What does it mean when your own police force engages in abuse instead of law enforcement? When your own parliament supports returning refugees to conditions tantamount to death by starvation, disease, or violent crime? When your own prime minister, whose latest photo op was staged at the kotel, your kotel, race-baits or bows immediately to political pressure with lives in the balance? When the sovereign Jewish State, like all other States, reveals itself to be human, driven by popular convictions that sometimes elevate and sometimes degrade?

What happens when Jewish sovereignty sometimes bends the long arc of the moral universe away from justice?

An older Israeli friend once told me that when her aged mother came from Tunisia to Israel many decades ago, a police officer gave her a ticket for leaving her possessions somewhere outside the confines of her poor immigrant dwellings. And this Tunisian woman began to cry, saying, “A Jewish policeman, a Jewish ticket.”

Her tears were tears of gratitude. Of disbelief. At the historical miracle of a Jewish state with uniforms and badges and parliament and newspapers. That she had lived to see that day, to stand on that sacred soil.

If an Israeli officer wants to give me a ticket for a real offense, I will accept it. But as a Gen-X American immigrant in 2018, the ticket will not bring me to tears. 

I can strive to understand the Tunisian woman’s tears, but I confess I cannot feel her miracle from the inside. Sovereignty means so much complication. “You mean there are also Jewish criminals in these jails?” my son asked me, when he saw the outside of an Israeli jail. “Yes, some,” I said.

A Jewish state has its criminals and it has its heroes and it has its masses. Just as in the biblical stories, our leaders are excruciatingly human, only now there is no divine voice guiding or reproving them. We do have some prophets who go unheard at the city gates. Sometimes the face of the state is exactly the face we want it to be, as when it adopted those 300 hundred orphaned refugees in the first place.

I understand the confusion of my children as they begin to perceive the burdens of sovereignty. I sympathize with them. This was a particular confusion spared me. But perhaps it is not a bad thing to know from the very start that we are implicated. (Perhaps it is even a special dimension and a special charge of twenty-first century knowledge: the clarity that in this network of a world, we are all implicated.) It’s true that my own ancestors did not own slaves, but there was an ease in America to imagining that I was not responsible for that story. It is not original sin that I want my still-innocent children to carry within them; it is not guilt they should come to know, but responsibility.

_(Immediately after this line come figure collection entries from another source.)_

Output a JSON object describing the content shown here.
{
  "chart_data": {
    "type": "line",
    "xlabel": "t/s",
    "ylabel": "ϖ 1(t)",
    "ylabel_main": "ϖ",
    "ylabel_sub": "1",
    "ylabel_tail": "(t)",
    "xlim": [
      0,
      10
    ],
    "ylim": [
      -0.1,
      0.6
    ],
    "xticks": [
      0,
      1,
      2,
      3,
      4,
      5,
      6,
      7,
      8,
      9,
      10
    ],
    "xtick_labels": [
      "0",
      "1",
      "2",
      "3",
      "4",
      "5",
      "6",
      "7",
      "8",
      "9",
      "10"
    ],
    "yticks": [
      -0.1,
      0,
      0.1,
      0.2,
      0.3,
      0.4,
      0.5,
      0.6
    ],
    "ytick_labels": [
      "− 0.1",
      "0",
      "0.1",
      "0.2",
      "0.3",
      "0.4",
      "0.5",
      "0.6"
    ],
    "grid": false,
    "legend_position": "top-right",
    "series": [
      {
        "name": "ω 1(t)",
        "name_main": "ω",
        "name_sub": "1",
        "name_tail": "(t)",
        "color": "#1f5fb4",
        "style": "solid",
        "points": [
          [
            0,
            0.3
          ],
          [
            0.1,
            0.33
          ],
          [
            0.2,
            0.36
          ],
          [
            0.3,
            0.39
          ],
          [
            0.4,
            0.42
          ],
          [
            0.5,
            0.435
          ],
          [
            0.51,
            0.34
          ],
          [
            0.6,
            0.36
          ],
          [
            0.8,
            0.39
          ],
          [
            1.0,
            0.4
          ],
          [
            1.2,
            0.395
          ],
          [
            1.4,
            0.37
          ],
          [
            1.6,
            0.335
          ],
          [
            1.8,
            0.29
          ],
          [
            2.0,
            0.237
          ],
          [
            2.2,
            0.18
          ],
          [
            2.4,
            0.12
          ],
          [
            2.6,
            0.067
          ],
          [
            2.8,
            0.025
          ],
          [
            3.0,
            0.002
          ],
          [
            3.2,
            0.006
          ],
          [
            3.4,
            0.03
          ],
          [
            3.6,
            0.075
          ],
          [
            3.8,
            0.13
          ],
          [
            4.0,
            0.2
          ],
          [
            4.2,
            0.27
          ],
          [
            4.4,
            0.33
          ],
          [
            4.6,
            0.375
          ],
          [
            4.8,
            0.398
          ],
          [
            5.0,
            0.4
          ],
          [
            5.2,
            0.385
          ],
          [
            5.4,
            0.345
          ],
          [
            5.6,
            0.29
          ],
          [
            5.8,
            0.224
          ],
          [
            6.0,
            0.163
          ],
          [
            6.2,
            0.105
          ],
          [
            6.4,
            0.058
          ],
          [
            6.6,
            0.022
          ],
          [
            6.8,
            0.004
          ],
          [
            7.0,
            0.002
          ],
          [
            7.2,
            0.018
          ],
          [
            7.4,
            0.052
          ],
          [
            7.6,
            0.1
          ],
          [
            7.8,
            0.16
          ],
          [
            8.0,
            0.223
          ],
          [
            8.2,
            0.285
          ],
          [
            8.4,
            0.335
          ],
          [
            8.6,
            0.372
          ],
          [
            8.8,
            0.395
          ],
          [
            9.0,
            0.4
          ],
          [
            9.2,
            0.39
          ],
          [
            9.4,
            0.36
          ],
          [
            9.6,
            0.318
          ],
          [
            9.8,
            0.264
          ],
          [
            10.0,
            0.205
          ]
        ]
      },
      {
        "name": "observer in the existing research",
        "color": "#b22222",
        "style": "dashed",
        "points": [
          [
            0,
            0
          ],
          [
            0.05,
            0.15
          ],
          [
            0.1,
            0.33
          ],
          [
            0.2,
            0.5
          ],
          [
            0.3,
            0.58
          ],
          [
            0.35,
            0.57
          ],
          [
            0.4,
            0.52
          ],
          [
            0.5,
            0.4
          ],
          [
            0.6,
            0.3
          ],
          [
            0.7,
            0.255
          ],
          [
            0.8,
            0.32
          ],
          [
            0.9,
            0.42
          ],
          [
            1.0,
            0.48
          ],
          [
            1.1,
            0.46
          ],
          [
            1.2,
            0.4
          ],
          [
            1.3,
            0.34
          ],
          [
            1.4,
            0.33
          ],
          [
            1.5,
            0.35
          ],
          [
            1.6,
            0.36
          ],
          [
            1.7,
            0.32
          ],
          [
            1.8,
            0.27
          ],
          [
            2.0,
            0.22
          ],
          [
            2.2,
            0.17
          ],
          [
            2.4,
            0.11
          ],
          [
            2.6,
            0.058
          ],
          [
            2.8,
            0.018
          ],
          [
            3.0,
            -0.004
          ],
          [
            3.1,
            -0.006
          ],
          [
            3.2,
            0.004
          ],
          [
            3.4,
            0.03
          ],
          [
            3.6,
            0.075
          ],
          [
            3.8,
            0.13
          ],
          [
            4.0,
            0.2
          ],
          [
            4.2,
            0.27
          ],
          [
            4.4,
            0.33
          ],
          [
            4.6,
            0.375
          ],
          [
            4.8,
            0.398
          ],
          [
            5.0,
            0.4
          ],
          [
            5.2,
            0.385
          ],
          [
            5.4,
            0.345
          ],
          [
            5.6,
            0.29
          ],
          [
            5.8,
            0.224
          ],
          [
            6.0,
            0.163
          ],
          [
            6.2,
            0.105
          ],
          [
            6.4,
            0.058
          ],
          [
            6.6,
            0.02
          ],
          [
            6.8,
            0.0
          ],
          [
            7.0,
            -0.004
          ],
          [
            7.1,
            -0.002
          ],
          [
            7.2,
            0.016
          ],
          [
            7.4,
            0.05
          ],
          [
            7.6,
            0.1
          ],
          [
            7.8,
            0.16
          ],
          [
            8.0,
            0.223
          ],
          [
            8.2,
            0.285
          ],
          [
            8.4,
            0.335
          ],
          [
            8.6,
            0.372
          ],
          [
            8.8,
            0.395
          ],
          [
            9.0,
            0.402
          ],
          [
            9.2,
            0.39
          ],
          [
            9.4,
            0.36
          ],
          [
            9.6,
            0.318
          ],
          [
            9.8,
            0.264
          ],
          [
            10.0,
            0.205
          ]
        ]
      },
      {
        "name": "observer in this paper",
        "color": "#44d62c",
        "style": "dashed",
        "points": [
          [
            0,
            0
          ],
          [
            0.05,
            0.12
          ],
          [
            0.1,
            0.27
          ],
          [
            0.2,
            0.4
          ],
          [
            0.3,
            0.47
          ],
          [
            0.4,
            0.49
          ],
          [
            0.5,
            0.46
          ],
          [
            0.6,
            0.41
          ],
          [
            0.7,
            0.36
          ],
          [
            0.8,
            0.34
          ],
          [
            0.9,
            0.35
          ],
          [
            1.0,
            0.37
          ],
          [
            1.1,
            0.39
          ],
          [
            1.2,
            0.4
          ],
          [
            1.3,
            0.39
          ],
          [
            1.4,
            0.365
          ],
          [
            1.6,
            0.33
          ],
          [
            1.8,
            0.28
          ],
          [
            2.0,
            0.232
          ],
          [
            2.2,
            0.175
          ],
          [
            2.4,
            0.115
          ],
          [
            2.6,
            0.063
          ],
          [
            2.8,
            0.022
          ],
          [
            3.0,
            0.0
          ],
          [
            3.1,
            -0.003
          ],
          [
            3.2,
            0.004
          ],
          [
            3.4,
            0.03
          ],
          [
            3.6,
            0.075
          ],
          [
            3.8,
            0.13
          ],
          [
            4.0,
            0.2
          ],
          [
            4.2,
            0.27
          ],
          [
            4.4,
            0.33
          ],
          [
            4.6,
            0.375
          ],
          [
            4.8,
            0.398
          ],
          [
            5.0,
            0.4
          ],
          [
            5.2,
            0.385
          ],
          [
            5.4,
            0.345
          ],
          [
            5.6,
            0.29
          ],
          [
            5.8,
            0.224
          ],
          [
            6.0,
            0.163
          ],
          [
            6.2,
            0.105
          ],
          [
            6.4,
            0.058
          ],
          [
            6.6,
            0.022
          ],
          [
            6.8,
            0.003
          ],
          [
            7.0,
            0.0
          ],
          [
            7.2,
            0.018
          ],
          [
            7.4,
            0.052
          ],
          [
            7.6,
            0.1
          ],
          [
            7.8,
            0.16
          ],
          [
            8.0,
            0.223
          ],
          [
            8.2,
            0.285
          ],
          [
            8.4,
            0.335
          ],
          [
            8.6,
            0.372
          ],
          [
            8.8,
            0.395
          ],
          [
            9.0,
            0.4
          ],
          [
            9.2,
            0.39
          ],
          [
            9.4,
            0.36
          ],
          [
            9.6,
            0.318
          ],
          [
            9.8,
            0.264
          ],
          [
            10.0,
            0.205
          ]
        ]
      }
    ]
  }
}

I think what I will tell my children is that even in a Jewish state, it is the kol d’mamah dakah, the super-thin thread of an internal voice, that must guide you to know when the State is you, and when you feel its path diverges from yours. Then, if you’re courageous, you don’t walk away, but you speak that kol d’mamah dakah, and you work on your State, and you work in your State. This is what it means to identify with a nation and to live as a Jew in the modern sovereign State that is Israel. 

Ilana Blumberg is Director of the Shaindy Rudoff Graduate Program in Creative Writing at Bar Ilan University and author of the prizewinning memoir Houses of Study: A Jewish Woman Among Books and the forthcoming Open Your Hand: Teaching as a Jew, Teaching as an American.